Land Registry plans record general boundaries. This means that lines drawn on title plans are not definitive. However, it is possible to apply to have boundaries shown on the register as “determined boundaries”: section 60(3) Land Registration Act 2002 and rules 118 and 119 of the Land Registration Rules 2003. All well and good, but what exactly is the role of the First Tier Tribunal (FTT) if an application is contested?
Murdoch v Amesbury [2016] UKUT 3 (TCC); [2016] PLSCS 14 suggested that the FTT does not have jurisdiction to decide the exact location of a boundary, because the Land Registration Rules make no provision for rival plans or for the FTT to ascertain that a boundary lies in a position different to that shown on the application plan. Consequently, if there is an argument about a boundary line, the parties must use alternative dispute resolution, or take their dispute to court, and then make a determined boundary application based on the parties’ agreement or the findings of the court.
However, Bean v Katz [2016] UKUT 168 (TCC); [2016] PLSCS 205 suggested that the FTT’s jurisdiction is not that narrow, because it will need to consider the evidence, examine the titles and make findings about the position of a boundary in order to deal with an application. The FTT took a similar line in Mehmet v Eurorose Properties Ltd [2016] EWLandRA 2015_0711, preferring Bean v Katz on the ground that it offered “a more coherent reading of the relevant statutory provisions and procedure”.

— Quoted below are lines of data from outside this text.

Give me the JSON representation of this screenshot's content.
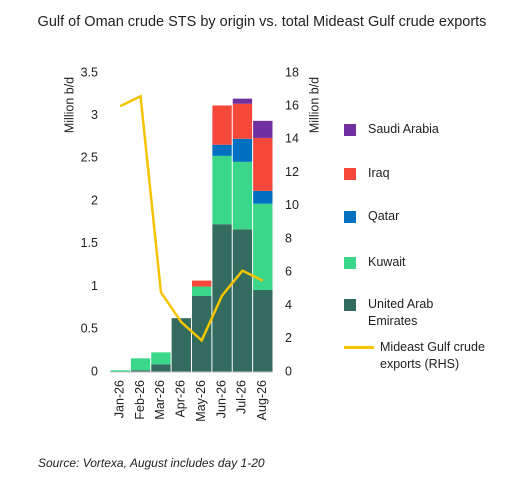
{
  "chart_data": {
    "type": "bar",
    "title": "Gulf of Oman crude STS by origin vs. total Mideast Gulf crude exports",
    "source": "Source: Vortexa, August includes day 1-20",
    "y_label": "Million b/d",
    "y2_label": "Million b/d",
    "categories": [
      "Jan-26",
      "Feb-26",
      "Mar-26",
      "Apr-26",
      "May-26",
      "Jun-26",
      "Jul-26",
      "Aug-26"
    ],
    "ylim": [
      0,
      3.5
    ],
    "yticks": [
      0,
      0.5,
      1,
      1.5,
      2,
      2.5,
      3,
      3.5
    ],
    "y2lim": [
      0,
      18
    ],
    "y2ticks": [
      0,
      2,
      4,
      6,
      8,
      10,
      12,
      14,
      16,
      18
    ],
    "stacked": true,
    "series": [
      {
        "name": "United Arab Emirates",
        "color": "#336b5e",
        "values": [
          0,
          0.02,
          0.09,
          0.63,
          0.89,
          1.73,
          1.67,
          0.96
        ]
      },
      {
        "name": "Kuwait",
        "color": "#3ad68a",
        "values": [
          0.02,
          0.14,
          0.14,
          0,
          0.11,
          0.8,
          0.79,
          1.01
        ]
      },
      {
        "name": "Qatar",
        "color": "#0070c0",
        "values": [
          0,
          0,
          0,
          0,
          0,
          0.13,
          0.27,
          0.15
        ]
      },
      {
        "name": "Iraq",
        "color": "#f4483b",
        "values": [
          0,
          0,
          0,
          0,
          0.07,
          0.46,
          0.41,
          0.62
        ]
      },
      {
        "name": "Saudi Arabia",
        "color": "#7030a0",
        "values": [
          0,
          0,
          0,
          0,
          0,
          0,
          0.06,
          0.2
        ]
      },
      {
        "name": "Mideast Gulf crude exports (RHS)",
        "color": "#f5c400",
        "type": "line",
        "axis": "y2",
        "values": [
          16,
          16.6,
          4.8,
          3.0,
          1.9,
          4.6,
          6.1,
          5.5
        ]
      }
    ]
  }
}
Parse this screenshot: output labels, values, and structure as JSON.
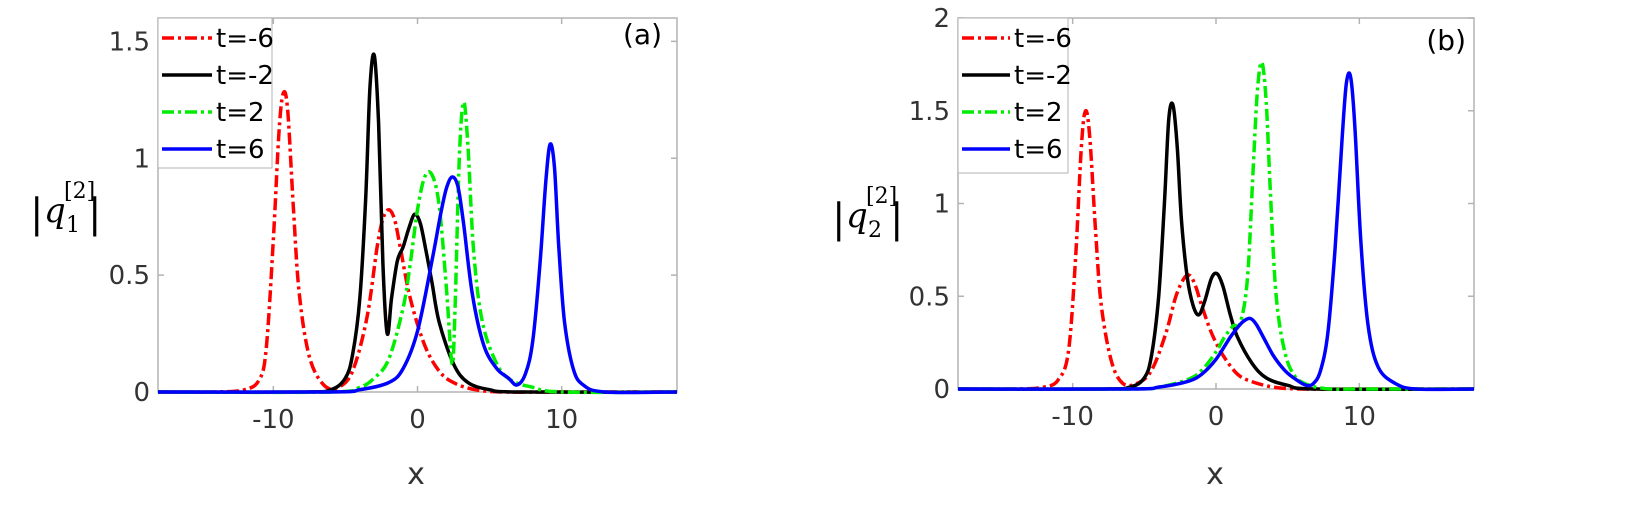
{
  "chart_data": [
    {
      "type": "line",
      "panel_label": "(a)",
      "xlabel": "x",
      "ylabel": {
        "symbol": "q",
        "sub": "1",
        "sup": "[2]"
      },
      "xlim": [
        -18,
        18
      ],
      "ylim": [
        0,
        1.6
      ],
      "xticks": [
        -10,
        0,
        10
      ],
      "xtick_labels": [
        "-10",
        "0",
        "10"
      ],
      "yticks": [
        0,
        0.5,
        1,
        1.5
      ],
      "ytick_labels": [
        "0",
        "0.5",
        "1",
        "1.5"
      ],
      "legend_position": "top-left",
      "series": [
        {
          "name": "t=-6",
          "color": "#ff0000",
          "dash": "dashdot",
          "x": [
            -18,
            -14,
            -12,
            -11,
            -10.5,
            -10,
            -9.6,
            -9.3,
            -9.0,
            -8.6,
            -8.2,
            -7.5,
            -6.5,
            -5.5,
            -4.5,
            -3.5,
            -2.8,
            -2.4,
            -2.0,
            -1.6,
            -1.2,
            -0.5,
            0.5,
            1.5,
            2.5,
            4,
            6,
            10,
            18
          ],
          "y": [
            0,
            0,
            0.01,
            0.05,
            0.18,
            0.65,
            1.12,
            1.28,
            1.2,
            0.78,
            0.42,
            0.15,
            0.03,
            0.02,
            0.09,
            0.32,
            0.62,
            0.74,
            0.78,
            0.74,
            0.62,
            0.4,
            0.2,
            0.09,
            0.04,
            0.01,
            0,
            0,
            0
          ]
        },
        {
          "name": "t=-2",
          "color": "#000000",
          "dash": "solid",
          "x": [
            -18,
            -8,
            -6,
            -5,
            -4.5,
            -4,
            -3.6,
            -3.3,
            -3.0,
            -2.7,
            -2.4,
            -2.1,
            -1.8,
            -1.4,
            -1.0,
            -0.6,
            -0.2,
            0.2,
            0.6,
            1.0,
            1.5,
            2.5,
            3.5,
            5,
            7,
            18
          ],
          "y": [
            0,
            0,
            0.01,
            0.06,
            0.16,
            0.4,
            0.82,
            1.3,
            1.44,
            1.15,
            0.55,
            0.25,
            0.4,
            0.56,
            0.62,
            0.7,
            0.76,
            0.72,
            0.6,
            0.47,
            0.3,
            0.12,
            0.04,
            0.01,
            0,
            0
          ]
        },
        {
          "name": "t=2",
          "color": "#00ee00",
          "dash": "dashdot",
          "x": [
            -18,
            -6,
            -4,
            -3,
            -2,
            -1,
            -0.5,
            0,
            0.5,
            1.0,
            1.5,
            2.0,
            2.4,
            2.6,
            2.9,
            3.2,
            3.5,
            3.9,
            4.5,
            5.5,
            6.5,
            8,
            10,
            18
          ],
          "y": [
            0,
            0,
            0.02,
            0.06,
            0.14,
            0.36,
            0.55,
            0.78,
            0.92,
            0.93,
            0.8,
            0.45,
            0.12,
            0.35,
            1.0,
            1.24,
            1.05,
            0.6,
            0.3,
            0.12,
            0.05,
            0.02,
            0,
            0
          ]
        },
        {
          "name": "t=6",
          "color": "#0000ff",
          "dash": "solid",
          "x": [
            -18,
            -6,
            -4,
            -2,
            -1,
            0,
            1,
            1.6,
            2.0,
            2.4,
            2.8,
            3.2,
            3.8,
            4.6,
            5.5,
            6.3,
            6.9,
            7.5,
            8.0,
            8.5,
            8.9,
            9.2,
            9.5,
            9.8,
            10.2,
            10.8,
            11.5,
            13,
            18
          ],
          "y": [
            0,
            0,
            0.01,
            0.04,
            0.1,
            0.26,
            0.56,
            0.76,
            0.87,
            0.92,
            0.88,
            0.72,
            0.42,
            0.2,
            0.1,
            0.06,
            0.03,
            0.08,
            0.22,
            0.55,
            0.9,
            1.06,
            0.96,
            0.62,
            0.3,
            0.1,
            0.03,
            0,
            0
          ]
        }
      ]
    },
    {
      "type": "line",
      "panel_label": "(b)",
      "xlabel": "x",
      "ylabel": {
        "symbol": "q",
        "sub": "2",
        "sup": "[2]"
      },
      "xlim": [
        -18,
        18
      ],
      "ylim": [
        0,
        2
      ],
      "xticks": [
        -10,
        0,
        10
      ],
      "xtick_labels": [
        "-10",
        "0",
        "10"
      ],
      "yticks": [
        0,
        0.5,
        1,
        1.5,
        2
      ],
      "ytick_labels": [
        "0",
        "0.5",
        "1",
        "1.5",
        "2"
      ],
      "legend_position": "top-left",
      "series": [
        {
          "name": "t=-6",
          "color": "#ff0000",
          "dash": "dashdot",
          "x": [
            -18,
            -14,
            -12,
            -11,
            -10.3,
            -9.8,
            -9.4,
            -9.1,
            -8.8,
            -8.4,
            -8.0,
            -7.3,
            -6.5,
            -5.5,
            -4.5,
            -3.5,
            -2.8,
            -2.2,
            -1.8,
            -1.4,
            -1.0,
            -0.3,
            0.5,
            1.5,
            2.5,
            4,
            6,
            10,
            18
          ],
          "y": [
            0,
            0,
            0.01,
            0.05,
            0.2,
            0.7,
            1.3,
            1.5,
            1.35,
            0.85,
            0.45,
            0.15,
            0.03,
            0.03,
            0.1,
            0.3,
            0.5,
            0.6,
            0.61,
            0.55,
            0.45,
            0.3,
            0.18,
            0.08,
            0.04,
            0.01,
            0,
            0,
            0
          ]
        },
        {
          "name": "t=-2",
          "color": "#000000",
          "dash": "solid",
          "x": [
            -18,
            -8,
            -6,
            -5,
            -4.5,
            -4,
            -3.6,
            -3.3,
            -3.0,
            -2.7,
            -2.4,
            -2.0,
            -1.6,
            -1.2,
            -0.8,
            -0.3,
            0.1,
            0.5,
            1.0,
            1.5,
            2.5,
            3.5,
            5,
            7,
            18
          ],
          "y": [
            0,
            0,
            0.01,
            0.06,
            0.18,
            0.5,
            1.0,
            1.45,
            1.53,
            1.3,
            0.9,
            0.6,
            0.45,
            0.4,
            0.47,
            0.6,
            0.62,
            0.55,
            0.4,
            0.28,
            0.14,
            0.06,
            0.02,
            0,
            0
          ]
        },
        {
          "name": "t=2",
          "color": "#00ee00",
          "dash": "dashdot",
          "x": [
            -18,
            -6,
            -4,
            -2,
            -1,
            0,
            0.6,
            1.2,
            1.7,
            2.2,
            2.6,
            2.9,
            3.2,
            3.5,
            3.8,
            4.2,
            4.8,
            5.5,
            6.5,
            8,
            10,
            18
          ],
          "y": [
            0,
            0,
            0.01,
            0.05,
            0.1,
            0.2,
            0.28,
            0.34,
            0.36,
            0.6,
            1.2,
            1.62,
            1.76,
            1.55,
            1.05,
            0.5,
            0.2,
            0.07,
            0.02,
            0,
            0,
            0
          ]
        },
        {
          "name": "t=6",
          "color": "#0000ff",
          "dash": "solid",
          "x": [
            -18,
            -6,
            -4,
            -2,
            -1,
            0,
            1,
            1.6,
            2.0,
            2.4,
            2.8,
            3.3,
            4.0,
            4.8,
            5.6,
            6.3,
            6.8,
            7.3,
            7.8,
            8.3,
            8.8,
            9.1,
            9.4,
            9.7,
            10.1,
            10.6,
            11.3,
            12.5,
            14,
            18
          ],
          "y": [
            0,
            0,
            0.01,
            0.04,
            0.08,
            0.16,
            0.28,
            0.34,
            0.37,
            0.38,
            0.35,
            0.28,
            0.18,
            0.1,
            0.05,
            0.02,
            0.03,
            0.1,
            0.3,
            0.75,
            1.35,
            1.65,
            1.68,
            1.4,
            0.8,
            0.35,
            0.12,
            0.03,
            0,
            0
          ]
        }
      ]
    }
  ]
}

Lowe v William Davis Limited [2018] UKUT 206 (TCC) completes a hat-trick of decisions confirming that the FTT can determine an underlying boundary dispute. Furthermore, Morgan J ruled that the FTT can do so even if the determined boundary application is dismissed for non-compliance with the Land Registry’s requirements for accurate plans.

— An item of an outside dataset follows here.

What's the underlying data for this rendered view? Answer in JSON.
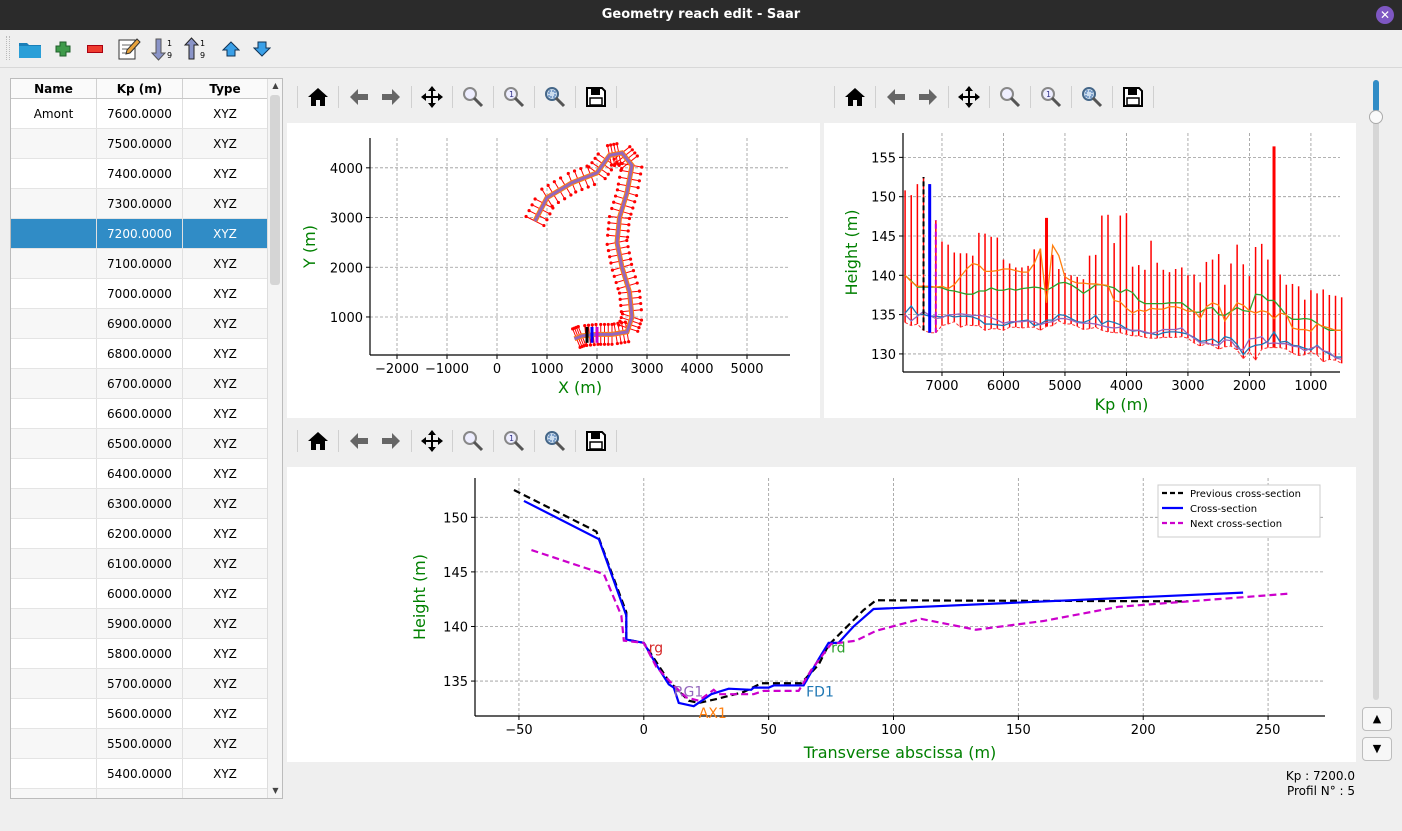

The company had applied for the determination of the exact line of the boundary between its own land and land belonging to Mr & Mrs Lowe, who contested the application. The FTT agreed that the boundary was located in the position identified by the company. But it directed the Land Registry to cancel the application because, during the course of the hearing, it emerged that the plan accompanying the application was defective.
Mr & Mrs Lowe appealed against the FTT’s findings as to the location of the boundary. They argued that the discovery that the plan was inaccurate put paid to the FTT’s jurisdiction. Therefore, it should not have decided where the boundary lay.
Morgan J accepted that the FTT does not have an inherent jurisdiction, but ruled that it does have jurisdiction to determine the issue referred to it and that the procedure for the determination of the exact line of a boundary is available where a boundary is disputed. The FTT may take the view that the dispute would be better litigated in the courts, but it is not obliged to do so in every case.
Furthermore, although the right order to make in response to an application will normally be a direction either to give effect to or to cancel it, that does not limit the FTT’s jurisdiction to make findings and decisions. Morgan J was not persuaded by Murdoch. Bean v Katz was altogether more persuasive and the FTT did have jurisdiction to make the decision made in this case.